Devant les caméras réunies au service du gouverneur, Aldimi Emmanuel garde encore la voix tremblante. Ce jeune homme d’une vingtaine d’années, enlevé le 13 août dernier sur l’axe Kousséri–Maroua, dans l’Extrême-Nord du Cameroun, fait partie des dix otages libérés des mains de Boko Haram par les forces de défense camerounaises, après près de deux semaines passées en captivité.
Son récit glace l’assistance : « Ils nous ont fait coucher à même la terre, là où il y avait des fourmis. On dormait dans l’eau, avec les moustiques qui nous dévoraient la nuit. Ils nous donnaient du haricot blanc, parfois du riz mal préparé, et de l’eau sale. » Emmanuel explique avoir servi d’intermédiaire entre ses ravisseurs et les autres prisonniers, grâce à sa maîtrise du fulfuldé. « Certains parlaient haoussa, d’autres français. Ils nous interdisaient de regarder leurs visages », confie-t-il.
Emmenés à travers la brousse, « deux jours de marche sans répit », les otages ont été dépouillés de leurs téléphones et de leur argent avant d’être conduits dans une cache. « Quand un hélicoptère de l’armée est passé au-dessus de nous, on avait peur. Si les forces de l’ordre s’approchaient, ils menaçaient de tous nous exécuter », souffle Emmanuel.

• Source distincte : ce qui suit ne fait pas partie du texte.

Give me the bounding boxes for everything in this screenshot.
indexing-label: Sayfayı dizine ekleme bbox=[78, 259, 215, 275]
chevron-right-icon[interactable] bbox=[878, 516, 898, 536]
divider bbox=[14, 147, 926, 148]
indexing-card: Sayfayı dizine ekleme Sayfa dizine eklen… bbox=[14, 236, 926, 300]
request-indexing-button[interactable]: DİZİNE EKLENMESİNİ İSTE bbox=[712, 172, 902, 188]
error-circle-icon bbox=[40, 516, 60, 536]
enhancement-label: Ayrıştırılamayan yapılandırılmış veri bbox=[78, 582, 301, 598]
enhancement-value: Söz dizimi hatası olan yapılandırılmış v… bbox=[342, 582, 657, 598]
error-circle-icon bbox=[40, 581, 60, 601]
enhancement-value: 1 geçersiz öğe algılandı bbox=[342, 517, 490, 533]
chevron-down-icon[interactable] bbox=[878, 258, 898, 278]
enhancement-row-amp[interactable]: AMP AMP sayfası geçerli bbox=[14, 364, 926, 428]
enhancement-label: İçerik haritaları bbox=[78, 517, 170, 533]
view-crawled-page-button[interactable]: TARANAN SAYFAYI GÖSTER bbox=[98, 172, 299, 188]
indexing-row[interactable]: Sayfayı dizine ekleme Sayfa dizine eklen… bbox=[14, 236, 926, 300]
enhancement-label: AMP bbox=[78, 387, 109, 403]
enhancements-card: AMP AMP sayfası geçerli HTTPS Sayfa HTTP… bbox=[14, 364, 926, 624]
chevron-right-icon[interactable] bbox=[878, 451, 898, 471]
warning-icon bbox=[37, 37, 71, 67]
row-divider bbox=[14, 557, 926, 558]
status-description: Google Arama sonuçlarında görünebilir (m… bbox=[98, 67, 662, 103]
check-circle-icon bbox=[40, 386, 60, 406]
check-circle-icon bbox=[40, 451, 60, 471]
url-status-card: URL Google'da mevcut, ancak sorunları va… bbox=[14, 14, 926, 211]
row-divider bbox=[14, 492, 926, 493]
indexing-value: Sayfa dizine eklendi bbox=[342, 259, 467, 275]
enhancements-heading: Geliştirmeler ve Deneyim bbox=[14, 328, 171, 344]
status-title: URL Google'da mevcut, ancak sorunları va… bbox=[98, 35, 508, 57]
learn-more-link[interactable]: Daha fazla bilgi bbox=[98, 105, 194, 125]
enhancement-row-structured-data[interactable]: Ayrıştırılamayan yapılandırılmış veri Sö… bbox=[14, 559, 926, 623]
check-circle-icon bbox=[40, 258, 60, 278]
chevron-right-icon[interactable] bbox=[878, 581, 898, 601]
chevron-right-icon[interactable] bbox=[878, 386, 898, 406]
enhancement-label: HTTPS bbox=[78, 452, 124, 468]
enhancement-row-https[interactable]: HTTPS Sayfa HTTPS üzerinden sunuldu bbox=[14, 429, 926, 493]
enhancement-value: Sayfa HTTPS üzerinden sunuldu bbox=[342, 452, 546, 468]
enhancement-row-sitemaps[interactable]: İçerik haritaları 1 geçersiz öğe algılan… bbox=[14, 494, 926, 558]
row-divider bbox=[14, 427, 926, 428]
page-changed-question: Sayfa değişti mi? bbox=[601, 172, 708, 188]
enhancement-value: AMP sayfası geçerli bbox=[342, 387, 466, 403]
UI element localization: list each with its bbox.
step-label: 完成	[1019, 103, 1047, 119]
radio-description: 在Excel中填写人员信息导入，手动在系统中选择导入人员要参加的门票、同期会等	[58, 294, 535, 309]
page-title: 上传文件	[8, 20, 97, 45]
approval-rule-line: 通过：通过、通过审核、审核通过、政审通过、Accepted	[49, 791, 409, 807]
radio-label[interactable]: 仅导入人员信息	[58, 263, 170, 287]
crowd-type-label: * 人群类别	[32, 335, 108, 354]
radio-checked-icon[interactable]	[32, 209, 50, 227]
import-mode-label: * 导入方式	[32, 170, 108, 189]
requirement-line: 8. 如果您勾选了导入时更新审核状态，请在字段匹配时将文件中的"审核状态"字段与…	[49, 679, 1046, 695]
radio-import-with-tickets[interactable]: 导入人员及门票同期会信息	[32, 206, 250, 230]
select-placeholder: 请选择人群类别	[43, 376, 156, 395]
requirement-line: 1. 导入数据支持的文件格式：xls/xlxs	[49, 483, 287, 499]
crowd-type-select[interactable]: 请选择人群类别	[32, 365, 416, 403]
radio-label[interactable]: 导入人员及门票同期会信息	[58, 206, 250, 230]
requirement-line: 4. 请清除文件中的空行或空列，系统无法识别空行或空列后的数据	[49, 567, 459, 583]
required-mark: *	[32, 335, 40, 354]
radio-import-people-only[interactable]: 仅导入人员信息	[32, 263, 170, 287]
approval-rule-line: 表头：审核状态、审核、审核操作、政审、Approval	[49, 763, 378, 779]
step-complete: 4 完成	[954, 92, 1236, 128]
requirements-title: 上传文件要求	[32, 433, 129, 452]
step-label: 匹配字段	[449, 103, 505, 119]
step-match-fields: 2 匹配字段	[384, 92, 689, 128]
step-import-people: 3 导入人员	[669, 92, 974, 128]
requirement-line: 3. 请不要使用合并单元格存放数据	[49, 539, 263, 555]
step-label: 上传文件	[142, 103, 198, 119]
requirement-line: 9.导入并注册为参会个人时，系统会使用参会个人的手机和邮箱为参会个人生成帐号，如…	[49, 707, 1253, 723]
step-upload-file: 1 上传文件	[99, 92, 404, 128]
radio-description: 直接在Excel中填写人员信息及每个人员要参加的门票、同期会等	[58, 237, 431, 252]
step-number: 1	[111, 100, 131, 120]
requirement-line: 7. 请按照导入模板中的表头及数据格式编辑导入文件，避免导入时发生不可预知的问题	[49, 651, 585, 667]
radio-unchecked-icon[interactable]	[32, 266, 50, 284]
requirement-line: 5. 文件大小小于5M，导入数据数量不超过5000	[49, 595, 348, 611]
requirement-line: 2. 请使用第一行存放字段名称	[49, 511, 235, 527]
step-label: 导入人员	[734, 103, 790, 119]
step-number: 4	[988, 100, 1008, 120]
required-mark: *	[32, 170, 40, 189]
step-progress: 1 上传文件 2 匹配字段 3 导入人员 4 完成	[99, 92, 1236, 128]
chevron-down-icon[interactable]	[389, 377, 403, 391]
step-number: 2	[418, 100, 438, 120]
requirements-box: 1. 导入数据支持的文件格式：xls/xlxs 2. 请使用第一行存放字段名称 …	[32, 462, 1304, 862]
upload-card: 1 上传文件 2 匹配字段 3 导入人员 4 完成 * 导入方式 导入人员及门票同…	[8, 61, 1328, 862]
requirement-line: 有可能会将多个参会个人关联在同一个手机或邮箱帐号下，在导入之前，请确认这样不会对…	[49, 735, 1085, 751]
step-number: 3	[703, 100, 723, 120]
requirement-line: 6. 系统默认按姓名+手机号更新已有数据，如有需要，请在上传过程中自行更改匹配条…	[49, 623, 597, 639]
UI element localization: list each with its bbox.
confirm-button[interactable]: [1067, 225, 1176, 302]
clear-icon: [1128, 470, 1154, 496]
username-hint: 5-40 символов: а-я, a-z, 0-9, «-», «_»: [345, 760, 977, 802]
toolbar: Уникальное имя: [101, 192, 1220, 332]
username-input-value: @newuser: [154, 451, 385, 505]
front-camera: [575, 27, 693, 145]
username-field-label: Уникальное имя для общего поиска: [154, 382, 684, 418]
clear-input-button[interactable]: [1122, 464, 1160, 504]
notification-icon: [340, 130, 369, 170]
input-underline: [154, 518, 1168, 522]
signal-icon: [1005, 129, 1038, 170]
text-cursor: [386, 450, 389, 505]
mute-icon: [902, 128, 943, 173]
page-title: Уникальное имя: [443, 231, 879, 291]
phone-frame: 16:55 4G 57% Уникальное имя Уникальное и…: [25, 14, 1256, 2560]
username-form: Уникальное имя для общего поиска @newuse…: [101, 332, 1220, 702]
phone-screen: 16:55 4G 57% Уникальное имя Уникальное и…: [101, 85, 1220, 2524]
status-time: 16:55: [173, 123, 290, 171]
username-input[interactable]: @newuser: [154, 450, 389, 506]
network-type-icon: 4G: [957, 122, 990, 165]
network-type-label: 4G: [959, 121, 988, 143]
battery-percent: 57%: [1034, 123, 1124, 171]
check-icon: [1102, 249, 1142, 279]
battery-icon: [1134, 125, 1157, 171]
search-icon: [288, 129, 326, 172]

La présentation officielle des rescapés
Ce lundi 25 août, le gouverneur de l’Extrême-Nord, Midjiyawa Bakari, a procédé à la présentation officielle des ex-otages dans ses services à Maroua. Portant la voix du couple présidentiel, il a remis à chacun d’eux une enveloppe de 500 000 FCFA, destinée à faciliter la préparation de la rentrée scolaire.
Le gouverneur a exprimé un « profond soulagement » en retrouvant les victimes vivantes, tout en rappelant le sort tragique de Briand Jean Bessala, 19 ans, exécuté par les ravisseurs. Une minute de silence a été observée en sa mémoire.
Une région sous pression
Entre fin juillet et mi-août, la région a subi une vague d’enlèvements : cinq personnes kidnappées le 27 juillet, cinq employés d’une société le 1ᵉʳ août, trois mineurs tchadiens le 3 août, puis les 11 passagers du bus et du camion interceptés à Zigagué, dans l’arrondissement de Waza, le 13 août 2025.
Grâce aux opérations conjointes du Bataillon d’intervention rapide, de la gendarmerie, de la police et de la Force multinationale mixte, plusieurs otages ont pu être libérés, parfois jusqu’à 20 km à l’intérieur du territoire nigérian, a indiqué le gouverneur.
Réponse sécuritaire et projets structurants
Outre les escortes militaires et les ratissages en cours, le gouverneur a annoncé la mise en œuvre du projet de bitumage de la route Mora–Dabanga–Kousséri, d’un montant de 236 milliards de FCFA, afin de sécuriser durablement les déplacements et désenclaver la zone.
« Nous devons rester vigilants et ne pas relayer à la hâte des informations sensibles qui pourraient compromettre les opérations », a martelé Midjiyawa Bakari, sous les regards des rescapés encore marqués par l’épreuve.
À leurs côtés, le consul général du Tchad à Garoua a salué la solidarité camerounaise envers les ressortissants tchadiens libérés, preuve que face à la menace, la coopération transfrontalière reste un impératif.